Alas, the marketing completely fooled me. Sure, there were explosions and stuff, but the book turned out to be the most beautiful love story I’d ever read. All that action was sandwiched between poignant human dramas: people just trying to get by after a traumatic event, children growing up in a hurry, loss and grief. There was a ton of magic in the book, but the best was the kind that isn’t “made up” — the magic of eerily beautiful landscapes and surreal cityscapes; of lonely people and hopeless dreams. I finished the book and cried. Then I read it again. And again, and again, until my copy literally fell apart. Then I taped it together and read it some more.

I had begun writing by that point, so as a further sign of my admiration, I tried to incorporate what I’d learned from the book into my own work. I started chapters with quotes from poetry or Shakespeare, as Boyett had done. (This, of course, forced me to read poetry and Shakespeare, which I then grew to love. Sneaky, Boyett. Sneaky.) I made my characters angsty and gave them snappy dialogue. (If I’d been born ten years later, I’d probably have written Buffy fanfic. Thank goodness I’m a Seventies child.) I — cautiously — began adding romance and female characters to my stories, as an experiment (because at the time I’d somehow absorbed the notion that girls couldn’t be heroes in SF/F). I started trying to subvert the tropes of fantasy that had so repelled me; Boyett had given me a unicorn who swore like a sailor, so maybe I could write freaky fairies and monster angels and so on. I realized fantasy can be set anywhere; modern-day America works just as well as medieval Europe, and it can incorporate elements of SF. And I realized the best story elements aren’t necessarily the explosions, but the quiet moments of people just being people.

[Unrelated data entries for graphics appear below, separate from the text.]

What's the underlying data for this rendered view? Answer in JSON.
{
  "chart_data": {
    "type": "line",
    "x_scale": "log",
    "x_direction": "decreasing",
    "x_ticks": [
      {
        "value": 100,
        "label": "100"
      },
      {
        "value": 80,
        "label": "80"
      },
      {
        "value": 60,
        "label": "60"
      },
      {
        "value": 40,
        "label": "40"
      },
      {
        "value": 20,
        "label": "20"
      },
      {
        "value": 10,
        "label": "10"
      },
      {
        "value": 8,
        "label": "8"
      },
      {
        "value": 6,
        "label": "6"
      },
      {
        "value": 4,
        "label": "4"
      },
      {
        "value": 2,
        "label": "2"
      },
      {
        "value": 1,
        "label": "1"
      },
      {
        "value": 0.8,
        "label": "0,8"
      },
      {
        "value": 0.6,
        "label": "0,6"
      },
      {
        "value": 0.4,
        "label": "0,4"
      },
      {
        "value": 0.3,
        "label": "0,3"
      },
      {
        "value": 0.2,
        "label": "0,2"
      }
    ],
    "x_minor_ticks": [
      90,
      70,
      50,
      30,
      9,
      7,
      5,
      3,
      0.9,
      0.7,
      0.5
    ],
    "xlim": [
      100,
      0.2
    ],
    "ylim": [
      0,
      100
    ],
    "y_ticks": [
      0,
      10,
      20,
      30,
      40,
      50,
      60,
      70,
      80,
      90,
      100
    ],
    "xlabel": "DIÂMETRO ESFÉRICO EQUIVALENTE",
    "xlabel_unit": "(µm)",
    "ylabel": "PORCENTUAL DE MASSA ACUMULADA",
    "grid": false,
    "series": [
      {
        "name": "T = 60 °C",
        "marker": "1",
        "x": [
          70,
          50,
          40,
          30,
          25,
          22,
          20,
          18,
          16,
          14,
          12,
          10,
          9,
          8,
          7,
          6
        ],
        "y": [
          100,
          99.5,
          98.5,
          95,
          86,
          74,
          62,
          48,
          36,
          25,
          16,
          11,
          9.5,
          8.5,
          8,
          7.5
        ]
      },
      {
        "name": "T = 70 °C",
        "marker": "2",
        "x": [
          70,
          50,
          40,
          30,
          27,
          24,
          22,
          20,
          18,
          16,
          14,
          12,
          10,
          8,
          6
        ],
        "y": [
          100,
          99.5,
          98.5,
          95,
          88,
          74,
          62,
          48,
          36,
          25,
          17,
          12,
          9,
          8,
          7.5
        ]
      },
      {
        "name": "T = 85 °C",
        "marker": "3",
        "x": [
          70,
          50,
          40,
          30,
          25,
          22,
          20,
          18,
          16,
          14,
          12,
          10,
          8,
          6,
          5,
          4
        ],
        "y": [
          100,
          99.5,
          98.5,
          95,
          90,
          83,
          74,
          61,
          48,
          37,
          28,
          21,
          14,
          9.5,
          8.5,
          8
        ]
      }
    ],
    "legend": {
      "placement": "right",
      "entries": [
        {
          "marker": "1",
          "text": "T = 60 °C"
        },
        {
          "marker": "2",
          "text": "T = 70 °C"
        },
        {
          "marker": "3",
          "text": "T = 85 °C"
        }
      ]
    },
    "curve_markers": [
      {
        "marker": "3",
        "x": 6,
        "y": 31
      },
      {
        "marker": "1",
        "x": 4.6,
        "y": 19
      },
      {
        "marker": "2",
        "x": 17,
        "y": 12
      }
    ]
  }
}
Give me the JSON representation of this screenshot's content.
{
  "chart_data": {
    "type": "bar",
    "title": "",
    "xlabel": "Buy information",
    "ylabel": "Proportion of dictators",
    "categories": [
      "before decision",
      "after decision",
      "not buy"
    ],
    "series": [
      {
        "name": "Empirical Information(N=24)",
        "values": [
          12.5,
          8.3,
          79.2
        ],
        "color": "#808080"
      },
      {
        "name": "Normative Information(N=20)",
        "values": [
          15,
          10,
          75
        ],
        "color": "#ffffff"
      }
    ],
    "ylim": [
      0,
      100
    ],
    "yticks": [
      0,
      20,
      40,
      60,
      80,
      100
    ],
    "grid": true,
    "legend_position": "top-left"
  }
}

Basically, I read this book and grew up a little.

Re-reading it now, at 36, has been interesting. Boyett himself acknowledges the weirdness of reading an Eighties novel now, in the Naughties; the Twin Towers still stand in New York, and the characters mention TV but not cellphones or computers. I know a bit of lit theory now, so I know what to call this kind of story: a standard bildungsroman, though beautifully done. I’m a bit more widely-read too, so I can see the works that influenced Boyett in the bones of this tale. I’m noticing the flaws I didn’t back then — a few Handwavium ™ moments in the plot, and I’m laughing my butt off at all the white male characters oh-so-Seriously pretending to be samurai. (Boyett does offer a tongue-in-cheek explanation: after the mysterious Change in this world that causes technology to stop working and medieval-style weapons to make a comeback, all the people in the Society for Creative Anachronism suddenly jump several notches on the socioeconomic scale.)

But these are minor flaws, all things considered. I met Boyett at Worldcon this year; cool guy. He noted that he was 21 (!!) when this book got published, which impressed me even further. When I was 21, I was writing crap. So I’m willing to forgive him a few blips, considering the whole is so timelessly well done.

So I’m wholeheartedly recommending this book once again. And I can’t wait for its sequel, due out soon, called Elegy Beach.

Oh — and this is my own dip into the idea jar, as Diana put it. Periodically I’m going to review fantasies that I read during my “formative years” as a writer, which I’ll be tagging as, duh, “formative fantasy”. I’m curious to know other peoples’ formative fantasies, too, because I kind of get the impression I took a less-traveled road into this genre. Feel free to mention yours in the comments. In the meantime, go buy Ariel.